13. Bölüm

19 1 80
                                    

Keyifli Okumalar

Gözlerim kolumda ki sızı ile aralandı. Bakışlarımı sızının yer aldığı koluma çevirdiğimde sargı bezinin üstünde saplı duran bıçak görüş açıma girdi.

Birinin olduğu düşüncesi ile hızla reviri tarayan gözlerim benden başka kimsenin olmadığının fakındalığı ile tekrar yaraya döndü. Mert bile burada değildi.

Peki ben buna rağmen nasıl birinin geldiğini fark etmemiştim?

Elim, koluma saplı bıçağın sapına tutunduğunda derin bir nefes ile beraber bıçağı hızla çektim.

İstemsiz herhangi bir ses çıkarmamak için sıkı sıkı birbirine kilitlediğim dişlerim sızlıyordu. Elimde ki bıçağı yatağın üstüne bırakıp Mert gelmeden pansumanı yeniledim.

İşim bitmişti ki yastığımın kenarına bırakılmış not dikkatimi çekti.

Sana ulaşabilmem için küçük bir uyarı. Devamını yarın yanıma gelince halledeceğim. Gelmezsen ne olacağını söylememe gerek yoktur sanırım değil mi?

Hızlanan nefeslerimi kontrol etmek gittikçe zorlaşıyordu ve tüm bunlara katlanmak zorunda kalmak canımı sıkıyordu.

Açılan perde ile kolumu geriye çektim ama bu onun görmesini engellemedi. Gözleri önce kolumda sonra elimde ki kağıtta gezindiğinde elindeki çantayı kenarda fırlattı.

"Onu öldürmek için hâlâ neyi bekliyorsun!?" Bağırmaya başladığında sesini kimsenin duymaması için küçük bir uyarıda bulundum, sesini kısarak yanımdaki koltuğa oturdu. "Buna katlanmak zorunda olmadığını biliyorum isteseydin onu şimdiye gebertmiştin! Derdin ne Alev neyi bekliyorsun?"

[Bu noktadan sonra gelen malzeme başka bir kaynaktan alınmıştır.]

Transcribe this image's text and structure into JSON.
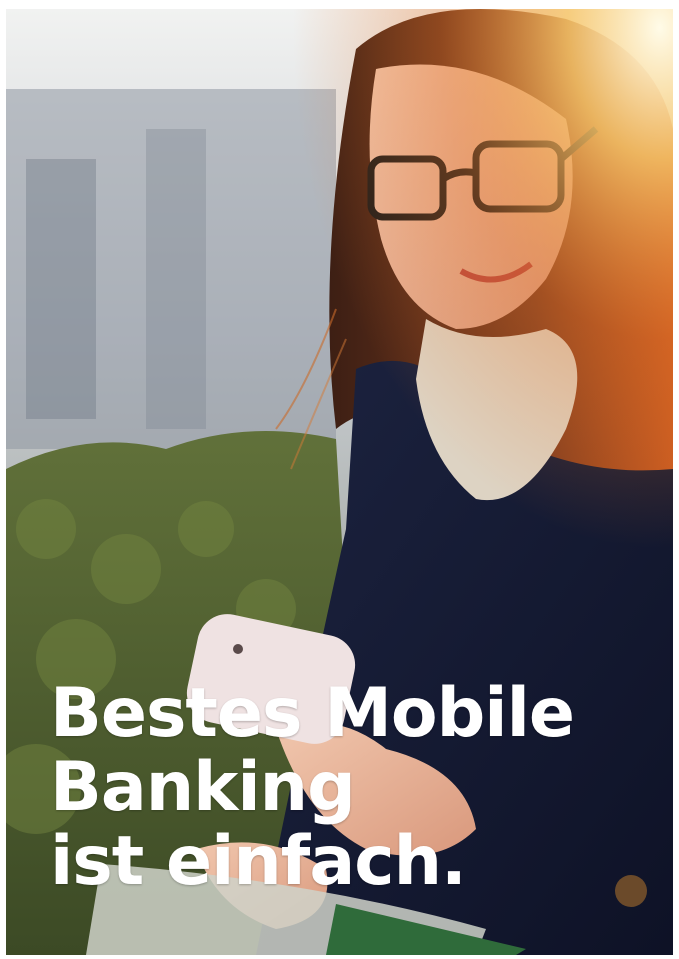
{
  "headline": {
    "line1": "Bestes Mobile",
    "line2": "Banking",
    "line3": "ist einfach."
  },
  "photo": {
    "subject": "woman-with-smartphone-icon",
    "colors": {
      "sky": "#dfe3e6",
      "building": "#8b93a0",
      "hedge": "#53642f",
      "hair": "#6b2f1a",
      "coat": "#141a35",
      "scarf": "#d8cfc0",
      "skin": "#e7b39c",
      "phone": "#ecdedf",
      "sunflare": "#f39a35"
    }
  }
}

Beni sorgulaması en nefret ettiğim huyu olabilirdi.

"Sana güvenip karışmayayım diyorum ama bu iş çığırından çıkıyor. O piçi öldürmek çocuk oyuncağı! Madem yapmıyorsun bana nedenini anlatmak zorundasın. Neden bir kez olsun sana yardım etmeme izin vermiyorsun?" Kısılarak fısıltıya dönüşen sesi canımı yaktı ama bunu umursamadım.

Olması gereken buydu zaten tehlikedeydi ve öğrenirse daha büyük bir tehlikeye girerdi. O yüzden her zaman yaptığımı yaptım gerçekleri yalanlarla süsleyerek önüne koydum.

"Çocukları tehlikeye atamam."

"Onları güvenceye alabilirsin bu bir bahane değil."

"Ben yanlarında olmadığım sürece güvende değiller Mert ve gerçek şu ki ben yanlarındayken de değiller. Ne yapmamı bekliyorsun? Onları küçücük yaşlarında yanıma alıp ölmelerini mi sağlayayım? Biz bile tehlikedeyken onlara ne olur sanıyorsun! Kendilerini koruyamazlar ve bir haftayı geçmeden ölürler. Ben benim yüzümden bir çocuğun da ölmesini göze almam."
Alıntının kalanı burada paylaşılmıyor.